The New Zealand dollar is heading for a 0.8 percent gain against the greenback this week, having tested a post-float high 88.40 US cents, as the prospect of lower interest rates in the US stokes demand for higher-yielding assets.
The kiwi rose to 88.08 US cents at 5pm in Wellington from 87.38 cents on Friday in New York last week, and was little changed from 88.21 cents at 8am and 88.20 cents yesterday. The trade-weighted index was 81.85 at 5pm in Wellington from 81.91 yesterday, and is heading for a 0.7 percent weekly gain from 81.30 last Friday.
A BusinessDesk survey of 10 traders and strategists on Monday predicted the kiwi would trade between 86.40 US cents and 88.50 cents this week. Six predicted the kiwi would fall this week, while two expected it to gain and two said it would likely remain largely unchanged.
The local currency benefited from renewed investor appetite for riskier assets after minutes to the Federal Reserve's June policy meeting prompted speculation the central bank will keep interest rates near zero for longer than previously anticipated. New Zealand's interest rate track is on the way up, with the Reserve Bank already hiking the benchmark rate three times this year, and at 4.45 percent, the yield on New Zealand 10-year government bonds is 192 basis points higher than their US equivalent.
"High yielding currencies are what investors want, and being the highest of all the kiwi is the biggest one to gain," said Alex Hill, head of dealing at HiFX in Auckland. "We're just south of an all-time high and could look to be threatening that next week."
Government figures today showed food prices rose at an annual pace of 1.2 percent in June. The series accounts for almost a fifth of the consumers price index, and economists anticipate a 0.5 percent rise in second-quarter CPI. Traders will be watching New Zealand's second-quarter inflation figures next week to see whether the pace of rising prices will prompt the Reserve Bank to stick to its expected track for interest rate increases. Investors are pricing in 84 basis points of increases to the 3.25 percent official cash rate over the coming 12 months, according to the Overnight Index Swap curve.

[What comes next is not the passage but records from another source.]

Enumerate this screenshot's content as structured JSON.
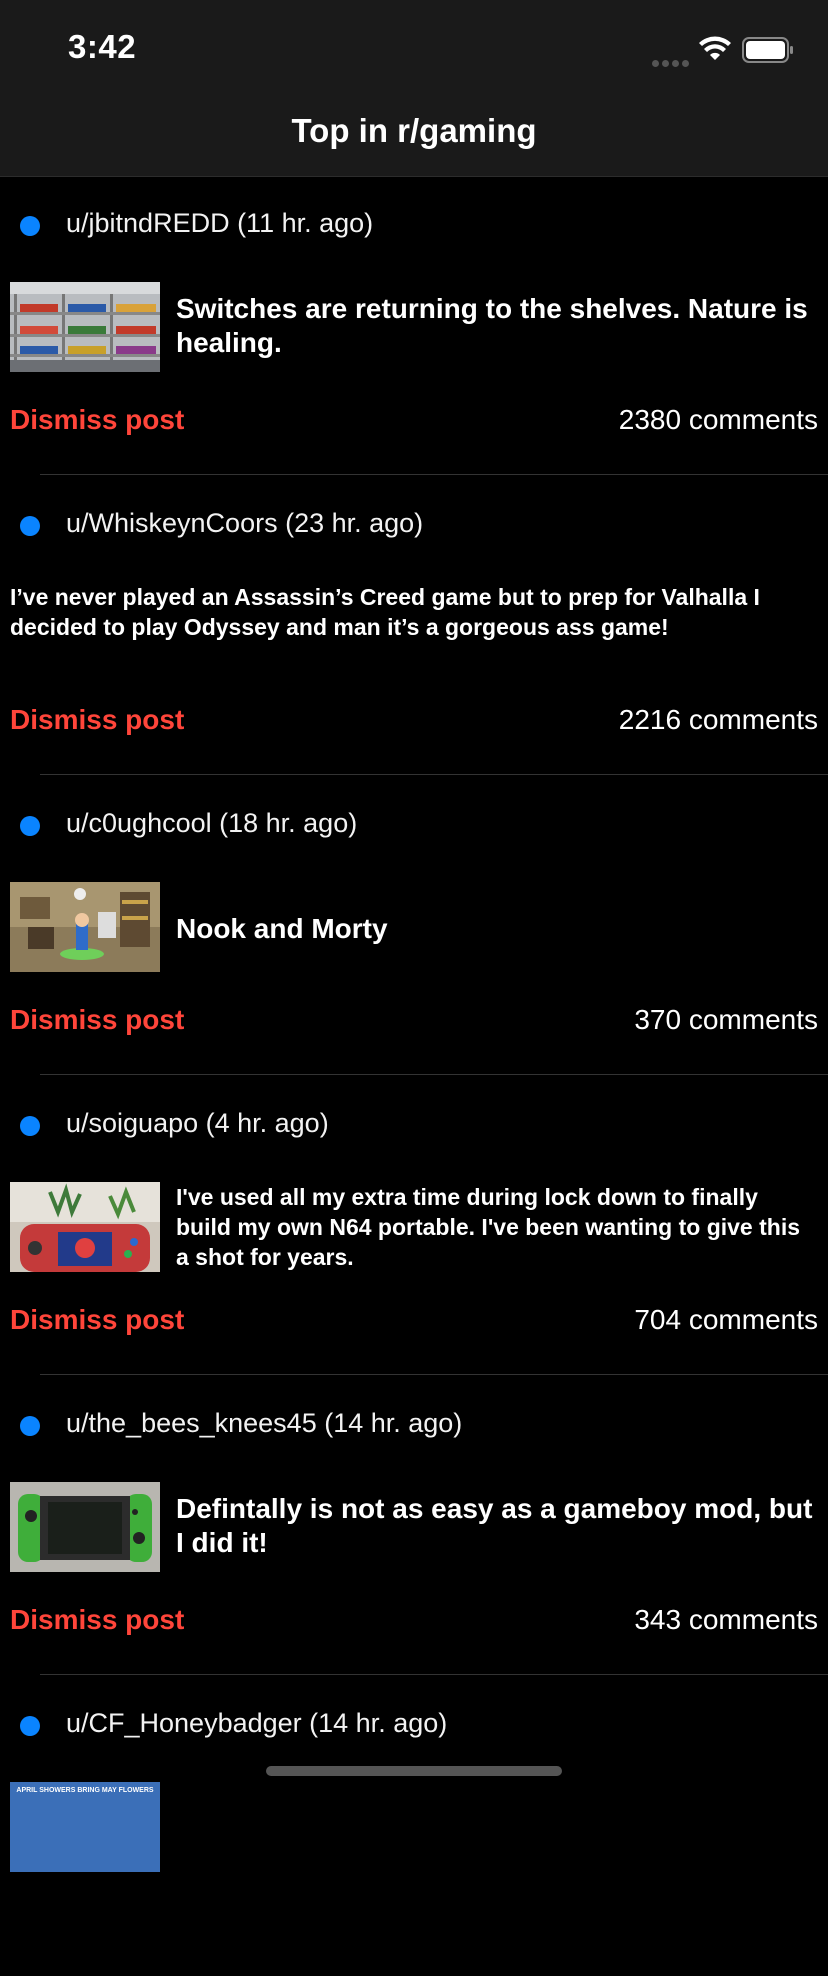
{
  "status_bar": {
    "time": "3:42",
    "icons": [
      "signal-dots-icon",
      "wifi-icon",
      "battery-icon"
    ]
  },
  "nav": {
    "title": "Top in r/gaming"
  },
  "colors": {
    "accent": "#0a84ff",
    "dismiss": "#ff453a",
    "background": "#000000",
    "bar": "#1a1a1a"
  },
  "posts": [
    {
      "author_line": "u/jbitndREDD (11 hr. ago)",
      "title": "Switches are returning to the shelves. Nature is healing.",
      "has_thumbnail": true,
      "dismiss_label": "Dismiss post",
      "comments": "2380 comments"
    },
    {
      "author_line": "u/WhiskeynCoors (23 hr. ago)",
      "title": "I’ve never played an Assassin’s Creed game but to prep for Valhalla I decided to play Odyssey and man it’s a gorgeous ass game!",
      "has_thumbnail": false,
      "dismiss_label": "Dismiss post",
      "comments": "2216 comments"
    },
    {
      "author_line": "u/c0ughcool (18 hr. ago)",
      "title": "Nook and Morty",
      "has_thumbnail": true,
      "dismiss_label": "Dismiss post",
      "comments": "370 comments"
    },
    {
      "author_line": "u/soiguapo (4 hr. ago)",
      "title": "I've used all my extra time during lock down to finally build my own N64 portable. I've been wanting to give this a shot for years.",
      "has_thumbnail": true,
      "dismiss_label": "Dismiss post",
      "comments": "704 comments"
    },
    {
      "author_line": "u/the_bees_knees45 (14 hr. ago)",
      "title": "Defintally is not as easy as a gameboy mod, but I did it!",
      "has_thumbnail": true,
      "dismiss_label": "Dismiss post",
      "comments": "343 comments"
    },
    {
      "author_line": "u/CF_Honeybadger (14 hr. ago)",
      "thumbnail_caption": "APRIL SHOWERS BRING MAY FLOWERS",
      "has_thumbnail": true
    }
  ]
}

The local currency traded at 64.75 euro cents at 5pm in Wellington from 64.64 cents yesterday as concerns that missed payments by one of Portugal's biggest banks may spread to other lenders in the region. The kiwi was little changed at 51.43 British pence from 51.42 pence yesterday.
The New Zealand dollar was almost unchanged at 93.81 Australian cents from 93.82 cents yesterday, and fell to 89.16 yen from 89.55 yen.